Dann wieder überfällt es mich, besonders morgens, bevor die anderen aufstehen: die Welt ist aus den Fugen. Sie könnte noch viel mehr aus den Fugen gehen, sie könnte untergehen, wie wir sie kennen. Die Toten sind real. Ich denke wieder an euch, und wie gefährdet ihr trotz allem seid. Ich denke zurück an meine erste Tätigkeit, als ich euer Haus verließ – meinen Zivildienst in einem Altersheim. „Seniorenwohnpark“ nannte sich das.
Ich erinnere mich gut, wie es war, wenn jemand von den alten Leuten auf unserer Station damals starb.
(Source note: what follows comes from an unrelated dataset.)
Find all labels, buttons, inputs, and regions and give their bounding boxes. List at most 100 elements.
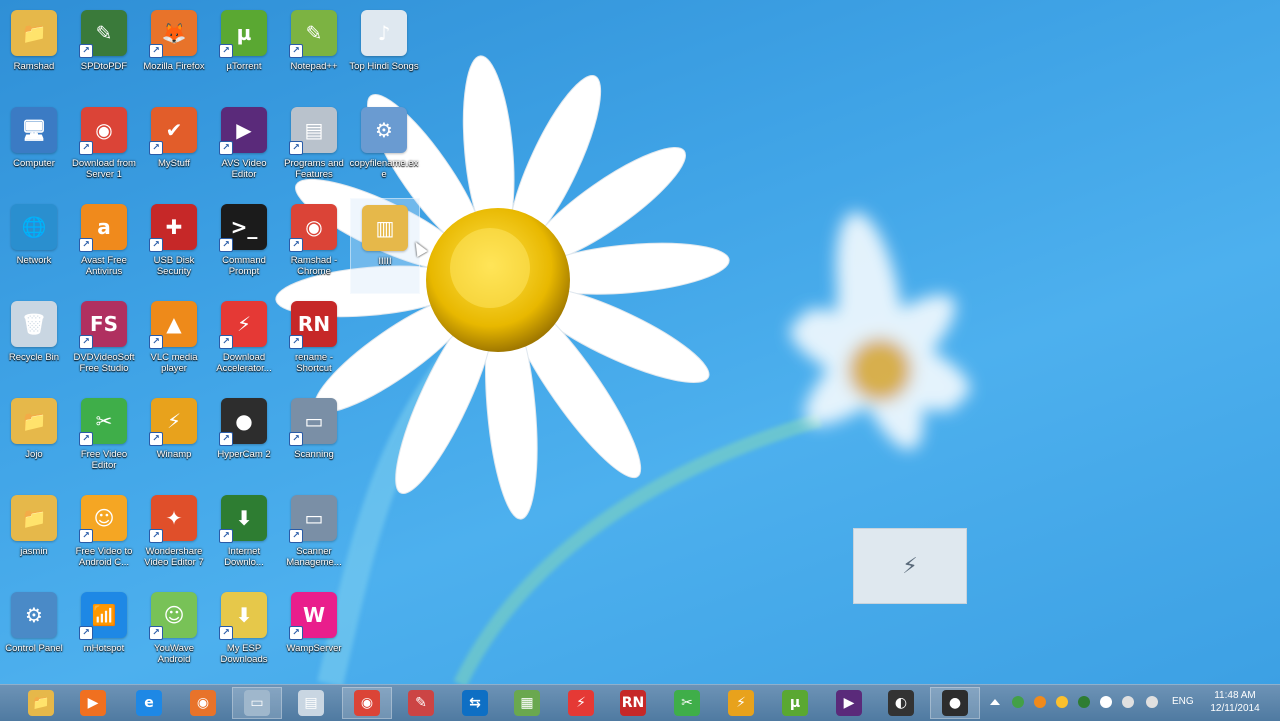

Und es fasst mich an, ich kriege weiche Knie, wenn ich mir Heime vorstellen muss, deren Bewohner gerade zu Dutzenden weggerafft werden. Als würde einer durch die Flure gehen und links und rechts mit einem Fingerschnippen die Köpfe hintüberkippen lassen auf ihre Brust. – Genauso falsch fühlt es sich an. Deshalb mache ich alles mit, was uns jetzt „zugemutet“ wird. Ich will, dass es sofort und für immer aufhört. Sicherheit ist immer auch die Sicherheit der anderen. Sie ist es zur Zeit in ganz erster Linie. Ich weiß, dass ich nicht der einzige bin, der so denkt. Ich schreibe es euch, ohne zu wissen, ob ihr so denkt, ob es für euch diese Bedeutung hat. Das ist mehr ein Als-ob.
Bleibt behütet, liebe Eltern. Ich verstehe nun etwas mehr von euch, von eurer alten Angst, von der Beschränkung, mit der ihr aufgewachsen seid. Ich hoffe, wir sehen uns noch in diesem Jahr.